Beyond Market Research: Design Research is the The Key to Producing Successful Home Health Products 

Your firm’s product design process most likely begins with market research. Market research does a great job of telling you that the market would benefit from having product X. It’s a crucial first step. But it doesn’t tell you everything you need to know.

For example, your market research may make it clear that there’s an opportunity to produce a portable version of a product you already make. Without doing any research, you can probably guess that this portable version will need to be lighter than the original and outfitted with wheels or a handle for carrying.

But only your intended users can tell you the granular details needed to successfully design a product they’ll actually want to use. In this case, your users may only need certain features when using the device in portable mode, and they may need it to be under a certain, specific weight in order to comfortably use it on the go.
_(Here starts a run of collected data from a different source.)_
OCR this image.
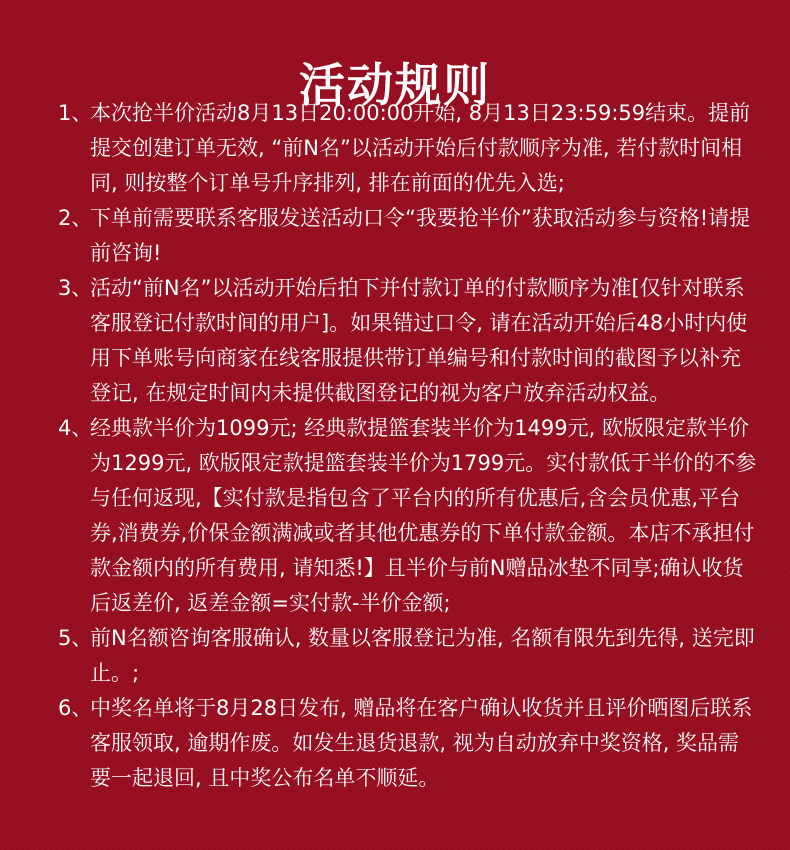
活动规则
1、
本次抢半价活动8月13日20:00:00开始, 8月13日23:59:59结束。提前提交创建订单无效, “前N名”以活动开始后付款顺序为准, 若付款时间相同, 则按整个订单号升序排列, 排在前面的优先入选;
2、
下单前需要联系客服发送活动口令“我要抢半价”获取活动参与资格!请提前咨询!
3、
活动“前N名”以活动开始后拍下并付款订单的付款顺序为准[仅针对联系客服登记付款时间的用户]。如果错过口令, 请在活动开始后48小时内使用下单账号向商家在线客服提供带订单编号和付款时间的截图予以补充登记, 在规定时间内未提供截图登记的视为客户放弃活动权益。
4、
经典款半价为1099元; 经典款提篮套装半价为1499元, 欧版限定款半价为1299元, 欧版限定款提篮套装半价为1799元。实付款低于半价的不参与任何返现,【实付款是指包含了平台内的所有优惠后,含会员优惠,平台券,消费券,价保金额满减或者其他优惠券的下单付款金额。本店不承担付款金额内的所有费用, 请知悉!】且半价与前N赠品冰垫不同享;确认收货后返差价, 返差金额=实付款-半价金额;
5、
前N名额咨询客服确认, 数量以客服登记为准, 名额有限先到先得, 送完即止。;
6、
中奖名单将于8月28日发布, 赠品将在客户确认收货并且评价晒图后联系客服领取, 逾期作废。如发生退货退款, 视为自动放弃中奖资格, 奖品需要一起退回, 且中奖公布名单不顺延。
Market research is limited in another way when it comes to home health care products. That’s because your buyer may not actually be your end user — it may be the health care provider who then prescribes the device to her patients. In this case, you may not get to know your user needs by talking to your buyer.

The solution? Your design team needs to conduct robust design research involving users throughout the product design process.

Practical Approaches to Design Research

While user research should be interwoven throughout product development, it’s especially crucial that users are included at the early, strategy-defining phase (this is called formative research) and at the validation phase (summative testing).

Formative research, in which users interact with comparable products and offer feedback, should directly inform your user needs and design inputs. Summative validation testing, meanwhile, should measure how well your product works for users in meeting those needs. Summative validation should also be hands-off and observational. In other words, it should mimic the experience of figuring out a newly prescribed device in the home environment, without any special training or feedback.

Of course, defining user needs and validating a product are all part and parcel of the FDA’s Design Controls process. But take note: It’s entirely possible to get FDA approval for a home health product that fails to be intuitive enough, comfortable enough, or attractive enough to inspire patient compliance in the home environment.

Your team needs to be acutely aware of the barriers to home health compliance that we’ve already described. If you keep those factors top of mind and prioritize design research, you’re sure to design a better product — one that inspires patient compliance, produces better health outcomes, and plays a starring role in your firm’s product portfolio for years to come.